Markup for Breadcrumbs

Reading into the Breadcrumb example on the WAI-ARIA Practices website, i noticed a tiny detail in the HTML i never gave much thought before: The list uses <ol>, an ordered list, for the list markup.

So far, i've used an unordered list <ul>, mainly because i never gave it any thought and unordered lists are always used in menus. Come to think of it, it totally makes sense to use <ol> for breadcrumb navigations since it explicitly conveys the hierarchy of the nested page structure in that naviation.

Code snippet

<nav aria-label="Breadcrumb">
  <ol>
    <li>
      <a href="#0">
        Home
      </a>
    </li>
    <li>
      <a href="#0">
        About Us
      </a>
    </li>
    <li>
      <a href="#0" aria-current="page">
        Company Profile
      </a>
    </li>
  </ol>
</nav>

Accessibility aspects

  • The Breadcrumb list is wrapped inside a <nav> landmark region and the <nav> receives either an aria-label or aria-labelledby.
  • If the current page is marked up as a link, <a>, it must receive the attribute aria-current="page". (Optional without link markup).
  • The separators must be added via CSS.

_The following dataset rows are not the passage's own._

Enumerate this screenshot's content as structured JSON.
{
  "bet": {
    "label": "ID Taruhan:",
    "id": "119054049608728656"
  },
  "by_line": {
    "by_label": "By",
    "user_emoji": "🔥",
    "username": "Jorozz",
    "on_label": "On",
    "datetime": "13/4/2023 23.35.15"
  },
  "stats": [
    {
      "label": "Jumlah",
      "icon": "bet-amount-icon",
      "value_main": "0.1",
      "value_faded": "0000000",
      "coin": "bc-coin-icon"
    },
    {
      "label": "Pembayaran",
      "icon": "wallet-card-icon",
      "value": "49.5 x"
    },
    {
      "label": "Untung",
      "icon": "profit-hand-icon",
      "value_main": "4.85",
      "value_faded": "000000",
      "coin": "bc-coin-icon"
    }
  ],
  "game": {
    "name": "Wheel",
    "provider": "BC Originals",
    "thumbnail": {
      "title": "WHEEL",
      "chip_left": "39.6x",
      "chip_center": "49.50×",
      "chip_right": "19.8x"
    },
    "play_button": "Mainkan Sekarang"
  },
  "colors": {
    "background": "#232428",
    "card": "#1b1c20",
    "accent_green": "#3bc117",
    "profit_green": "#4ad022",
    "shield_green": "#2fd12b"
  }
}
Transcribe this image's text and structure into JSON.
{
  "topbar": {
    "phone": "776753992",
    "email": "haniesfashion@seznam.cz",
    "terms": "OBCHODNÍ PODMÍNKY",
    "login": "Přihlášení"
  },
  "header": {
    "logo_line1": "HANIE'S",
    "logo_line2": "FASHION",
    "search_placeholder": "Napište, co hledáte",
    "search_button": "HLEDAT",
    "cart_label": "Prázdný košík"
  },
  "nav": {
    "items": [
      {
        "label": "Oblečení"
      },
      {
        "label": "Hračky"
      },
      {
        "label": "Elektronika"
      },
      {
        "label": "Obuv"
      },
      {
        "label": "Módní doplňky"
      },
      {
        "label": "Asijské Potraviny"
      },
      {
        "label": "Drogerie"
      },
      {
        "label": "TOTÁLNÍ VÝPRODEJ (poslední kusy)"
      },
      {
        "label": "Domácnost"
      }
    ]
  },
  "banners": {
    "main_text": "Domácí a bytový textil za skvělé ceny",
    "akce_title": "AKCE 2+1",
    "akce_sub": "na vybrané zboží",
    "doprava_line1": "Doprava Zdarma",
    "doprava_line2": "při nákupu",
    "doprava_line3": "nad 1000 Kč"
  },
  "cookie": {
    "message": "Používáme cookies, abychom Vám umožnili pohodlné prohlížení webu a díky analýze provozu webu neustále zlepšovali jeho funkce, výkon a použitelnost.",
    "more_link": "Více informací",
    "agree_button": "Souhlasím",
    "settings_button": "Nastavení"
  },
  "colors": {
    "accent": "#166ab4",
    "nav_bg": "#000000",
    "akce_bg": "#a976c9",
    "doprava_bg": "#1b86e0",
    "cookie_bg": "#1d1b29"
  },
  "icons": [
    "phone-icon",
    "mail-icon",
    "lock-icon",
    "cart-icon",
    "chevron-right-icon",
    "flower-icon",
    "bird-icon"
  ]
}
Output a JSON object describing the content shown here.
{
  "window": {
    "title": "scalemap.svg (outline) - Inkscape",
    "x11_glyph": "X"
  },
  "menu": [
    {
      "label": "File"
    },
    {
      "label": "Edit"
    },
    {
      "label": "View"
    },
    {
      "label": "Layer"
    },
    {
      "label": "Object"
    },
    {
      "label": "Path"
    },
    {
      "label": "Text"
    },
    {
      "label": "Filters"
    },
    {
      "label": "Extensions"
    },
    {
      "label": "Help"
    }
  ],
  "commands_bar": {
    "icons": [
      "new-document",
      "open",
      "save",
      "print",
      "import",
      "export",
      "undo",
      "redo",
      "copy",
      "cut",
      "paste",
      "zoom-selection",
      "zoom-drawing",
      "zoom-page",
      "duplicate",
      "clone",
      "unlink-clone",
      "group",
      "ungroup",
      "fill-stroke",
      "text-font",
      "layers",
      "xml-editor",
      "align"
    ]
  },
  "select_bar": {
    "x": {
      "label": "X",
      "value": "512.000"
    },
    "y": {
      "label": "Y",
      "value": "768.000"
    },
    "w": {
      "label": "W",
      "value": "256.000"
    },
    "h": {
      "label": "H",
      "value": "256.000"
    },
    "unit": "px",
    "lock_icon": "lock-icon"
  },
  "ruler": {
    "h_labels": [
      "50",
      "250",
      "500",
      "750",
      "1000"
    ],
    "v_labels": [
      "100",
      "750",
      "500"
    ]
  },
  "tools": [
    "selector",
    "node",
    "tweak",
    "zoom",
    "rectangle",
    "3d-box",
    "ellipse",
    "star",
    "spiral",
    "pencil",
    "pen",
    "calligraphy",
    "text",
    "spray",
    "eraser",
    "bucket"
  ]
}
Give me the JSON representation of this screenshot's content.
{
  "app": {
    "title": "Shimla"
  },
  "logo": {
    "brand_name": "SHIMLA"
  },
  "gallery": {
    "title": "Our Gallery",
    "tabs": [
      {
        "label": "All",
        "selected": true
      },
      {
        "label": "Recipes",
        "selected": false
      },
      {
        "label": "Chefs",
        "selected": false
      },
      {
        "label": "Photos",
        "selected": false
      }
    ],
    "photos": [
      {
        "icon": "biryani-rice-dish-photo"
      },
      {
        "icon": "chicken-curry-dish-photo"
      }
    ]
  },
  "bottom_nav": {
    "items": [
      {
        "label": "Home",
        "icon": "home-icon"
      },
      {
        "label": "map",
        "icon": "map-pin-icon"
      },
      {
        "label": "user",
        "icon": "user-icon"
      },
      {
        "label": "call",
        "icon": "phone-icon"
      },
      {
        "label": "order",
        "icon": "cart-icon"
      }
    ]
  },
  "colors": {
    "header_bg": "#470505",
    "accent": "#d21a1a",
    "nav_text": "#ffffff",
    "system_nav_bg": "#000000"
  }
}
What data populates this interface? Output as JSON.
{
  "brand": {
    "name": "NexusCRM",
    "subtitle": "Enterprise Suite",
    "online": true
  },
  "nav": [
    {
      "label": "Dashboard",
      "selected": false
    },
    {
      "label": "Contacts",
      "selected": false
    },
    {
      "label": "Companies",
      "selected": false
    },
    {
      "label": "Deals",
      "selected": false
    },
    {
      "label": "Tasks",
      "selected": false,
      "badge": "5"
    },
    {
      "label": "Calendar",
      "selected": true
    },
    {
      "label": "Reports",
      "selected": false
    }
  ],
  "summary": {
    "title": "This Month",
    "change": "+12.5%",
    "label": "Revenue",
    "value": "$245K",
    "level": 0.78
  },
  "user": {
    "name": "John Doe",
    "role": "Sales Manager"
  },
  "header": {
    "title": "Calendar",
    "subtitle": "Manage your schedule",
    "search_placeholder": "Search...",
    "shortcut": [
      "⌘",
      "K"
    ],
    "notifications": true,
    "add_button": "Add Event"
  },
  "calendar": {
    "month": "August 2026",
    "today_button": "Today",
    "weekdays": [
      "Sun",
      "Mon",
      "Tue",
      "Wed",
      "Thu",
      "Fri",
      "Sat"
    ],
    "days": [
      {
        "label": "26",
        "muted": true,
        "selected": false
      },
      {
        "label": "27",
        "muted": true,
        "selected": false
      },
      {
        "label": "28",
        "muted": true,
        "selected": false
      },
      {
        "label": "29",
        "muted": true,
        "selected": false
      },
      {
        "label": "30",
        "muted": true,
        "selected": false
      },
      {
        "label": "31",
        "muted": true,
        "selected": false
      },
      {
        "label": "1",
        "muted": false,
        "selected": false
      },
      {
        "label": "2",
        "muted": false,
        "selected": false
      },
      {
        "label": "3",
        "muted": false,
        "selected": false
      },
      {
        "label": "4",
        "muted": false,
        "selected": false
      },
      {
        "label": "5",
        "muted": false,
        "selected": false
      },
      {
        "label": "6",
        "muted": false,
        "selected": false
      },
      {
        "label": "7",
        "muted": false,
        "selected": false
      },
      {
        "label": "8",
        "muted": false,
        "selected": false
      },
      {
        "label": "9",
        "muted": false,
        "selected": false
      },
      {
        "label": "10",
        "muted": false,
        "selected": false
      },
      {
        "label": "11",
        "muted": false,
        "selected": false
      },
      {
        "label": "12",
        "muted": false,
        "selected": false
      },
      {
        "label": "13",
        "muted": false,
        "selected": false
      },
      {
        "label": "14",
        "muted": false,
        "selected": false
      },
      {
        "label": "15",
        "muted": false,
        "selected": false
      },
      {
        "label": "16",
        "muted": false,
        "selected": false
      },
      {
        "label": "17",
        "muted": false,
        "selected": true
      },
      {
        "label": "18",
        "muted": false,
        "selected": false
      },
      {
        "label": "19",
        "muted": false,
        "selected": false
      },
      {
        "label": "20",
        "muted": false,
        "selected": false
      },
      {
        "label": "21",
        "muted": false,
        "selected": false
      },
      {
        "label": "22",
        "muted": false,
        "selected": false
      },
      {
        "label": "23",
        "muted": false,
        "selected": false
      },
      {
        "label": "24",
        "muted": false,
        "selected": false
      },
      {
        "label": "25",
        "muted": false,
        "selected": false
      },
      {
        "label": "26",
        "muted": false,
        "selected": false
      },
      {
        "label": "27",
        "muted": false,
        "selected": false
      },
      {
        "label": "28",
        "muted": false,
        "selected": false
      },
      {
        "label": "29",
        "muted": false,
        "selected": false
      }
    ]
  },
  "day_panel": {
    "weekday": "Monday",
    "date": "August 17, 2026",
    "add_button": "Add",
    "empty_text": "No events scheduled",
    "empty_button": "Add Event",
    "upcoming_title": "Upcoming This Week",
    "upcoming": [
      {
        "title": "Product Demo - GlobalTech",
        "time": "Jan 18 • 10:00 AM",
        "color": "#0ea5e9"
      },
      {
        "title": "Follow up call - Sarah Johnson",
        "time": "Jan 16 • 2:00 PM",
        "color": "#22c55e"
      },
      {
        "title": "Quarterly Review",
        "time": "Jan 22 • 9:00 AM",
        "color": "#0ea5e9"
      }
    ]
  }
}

(For <ul> it is always said that an unordered bullet list doesn't convey a hierarchy. Speaking and reading only languages that follow a top-to-bottom and left-to-right directional language, i beg to differ, though. There is a subtle hierarchy in what comes first. I'm often reminded of this when collaborating on a text and there's annotations or discussions about the order of items in a list. Especially in marketing, the order in a bullet list does matter.)